Ses inquiétudes ne sont pas infondées en un sens. Pond, comme beaucoup de communautés arctiques, est très isolé selon nos standards du sud. Et pourtant, ce n’est pas le cas. Ils disposent d’un centre de santé, de deux écoles, d’une épicerie (avec le Tim Horton’s le plus au nord du Canada) et sont reliés au reste du pays et du monde par avion et par mer (cette dernière durant les mois d’été). Les gens ici sont les plus chaleureux et gentils que j’aie rencontrés dans tous mes voyages. Ils sont fiers de leur communauté et de leurs milliers d’années de lien avec la terre. Le traumatisme d’avoir été arrachés de leurs foyers et relocalisés dans l’Arctique, sans parler des pensionnats, est proche de la surface, mais ils sont résilients.
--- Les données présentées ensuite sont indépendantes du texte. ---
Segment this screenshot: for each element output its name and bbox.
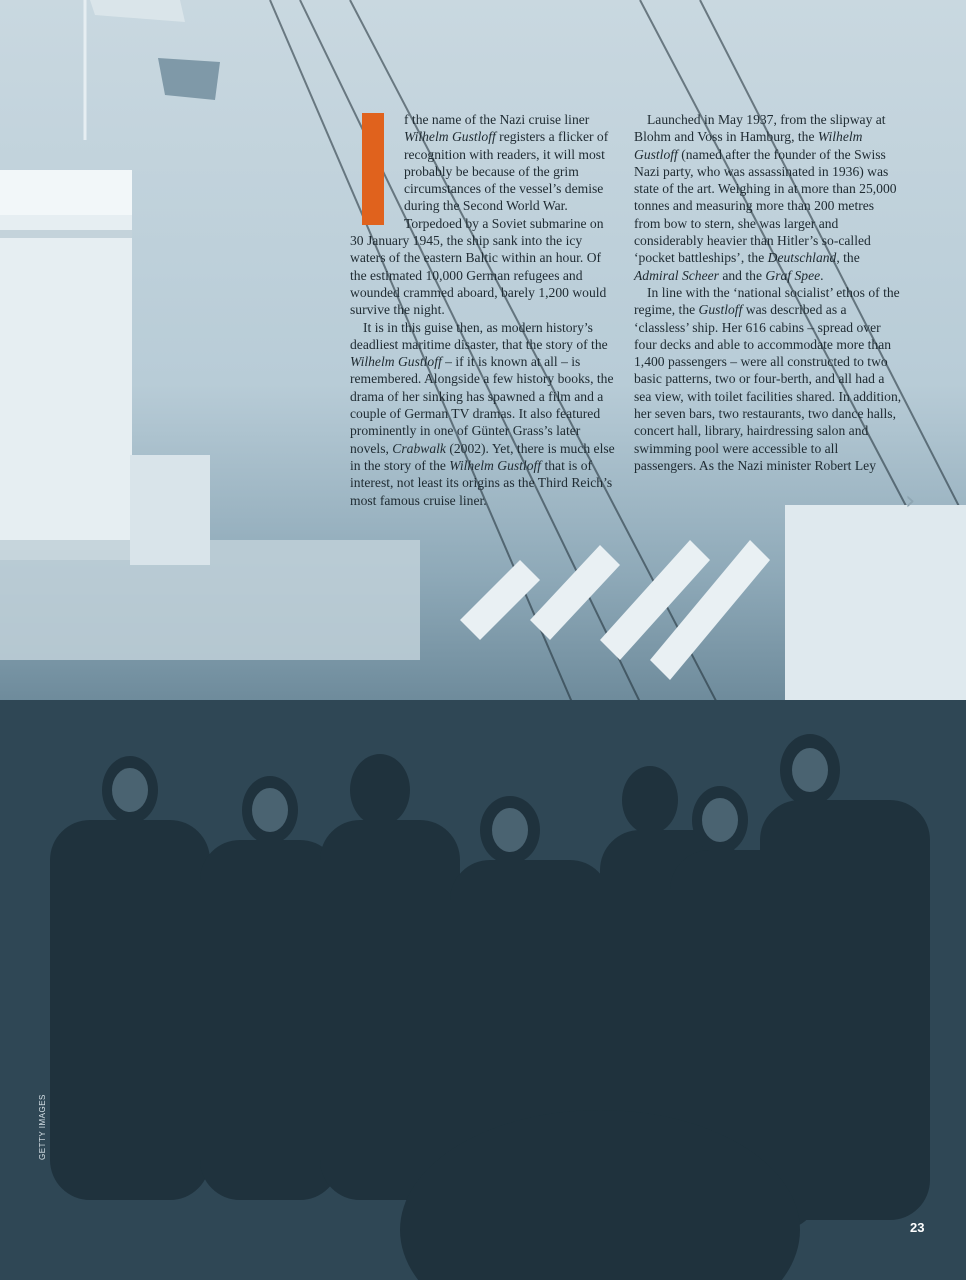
paragraph [350,319,618,509]
text-run: Gustloff [698,302,743,318]
text-run: – if it is known at all – is remembered. Alongside a few history books, the drama of her sinking has spawned a film and a couple of German TV dramas. It also featured prominently in one of Günter Grass’s later novels, [350,354,614,456]
text-run: f the name of the Nazi cruise liner [404,112,590,127]
text-run: was described as a ‘classless’ ship. Her 616 cabins – spread over four decks and able to accommodate more than 1,400 passengers – were all constructed to two basic patterns, two or four-berth, and all had a sea view, with toilet facilities shared. In addition, her seven bars, two restaurants, two dance halls, concert hall, library, hairdressing salon and swimming pool were accessible to all passengers. As the Nazi minister Robert Ley [634,302,902,473]
text-run: Crabwalk [392,440,446,456]
paragraph [634,111,902,284]
article-column-1 [350,111,618,509]
text-run: . [820,267,824,283]
page-number: 23 [910,1220,925,1235]
text-run: that is of interest, not least its origins as the Third Reich’s most famous cruise liner. [350,457,613,508]
text-run: and the [718,267,766,283]
intro-paragraph [350,111,618,319]
text-run: (named after the founder of the Swiss Nazi party, who was assassinated in 1936) was state of the art. Weighing in at more than 25,000 tonnes and measuring more than 200 metres from bow to stern, she was larger and considerably heavier than Hitler’s so-called ‘pocket battleships’, the [634,146,897,266]
text-run: Wilhelm Gustloff [634,129,863,162]
text-run: Wilhelm Gustloff [404,129,496,145]
paragraph [634,284,902,474]
text-run: In line with the ‘national socialist’ ethos of the regime, the [634,284,900,318]
text-run: It is in this guise then, as modern history’s deadliest maritime disaster, that the story of the [350,319,608,352]
drop-cap [362,113,384,225]
text-run: Deutschland [767,250,837,266]
text-run: Graf Spee [765,267,821,283]
text-run: (2002). Yet, there is much else in the story of the [350,440,615,473]
text-run: Launched in May 1937, from the slipway at Blohm and Voss in Hamburg, the [634,112,886,145]
text-run: , the [836,250,860,266]
continue-arrow-icon: › [905,486,916,516]
text-run: registers a flicker of recognition with readers, it will most probably be because of the grim circumstances of the vessel’s demise during the Second World War. Torpedoed by a Soviet submarine on 30 January 1945, the ship sank into the icy waters of the eastern Baltic within an hour. Of the estimated 10,000 German refugees and wounded crammed aboard, barely 1,200 would survive the night. [350,129,609,318]
text-run: Wilhelm Gustloff [350,354,442,370]
article-column-2 [634,111,902,474]
text-run: Admiral Scheer [634,267,719,283]
photo-credit: GETTY IMAGES [38,1094,47,1160]
text-run: Wilhelm Gustloff [449,457,542,473]
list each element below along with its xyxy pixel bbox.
Nous avons eu droit à une incroyable démonstration culturelle, allant de quelques démonstrations sportives aux Jeux arctiques aux chants de gorge. Pour moi, la chose la plus émouvante a été d’entendre O Canada chanté en inuktituk (la langue du Nunavut). Cela a fait pleurer plus d’un d’entre nous.

Même si parfois je me sentais comme un voyeur, nous n’avons pas été reçus ainsi. Nous avons été accueillis par des sourires et des gens impatients de découvrir d’où nous venions ainsi que de nous raconter leurs histoires.
La plupart des Canadiens n’arriveront pas ici. Mais ils devraient vraiment. C’est une terre extraordinaire avec des gens extraordinaires. Et nous n’avons même pas encore vraiment vu la faune.
Jusqu’à présent, l’Arctique a largement dépassé mes attentes. Je me sens privilégié de faire partie de l’Expédition de recherche arctique de l’Aquarium de Vancouver 2016 et de voyager avec notre groupe incroyable ainsi que le personnel et l’équipage absolument formidables de One Ocean Expeditions.
Avec la hausse des températures mondiales, nous courons contre la montre pour obtenir des informations sur l’une des régions les moins connues scientifiquement de la planète : l’Arctique. Ce mois-ci, des scientifiques du Centre des sciences marines de l’Aquarium de Vancouver se dirigent vers le nord pour développer des projets de recherche arctique innovants lancés en 2015, en collaboration avec Polar Knowledge Canada (POLAR), l’agence fédérale responsable de faire progresser les connaissances canadiennes sur l’Arctique et de renforcer le leadership canadien en science et technologie polaires. Cette série de blogs retrace le temps passé et les efforts de recherche de nos scientifiques dans l’Arctique.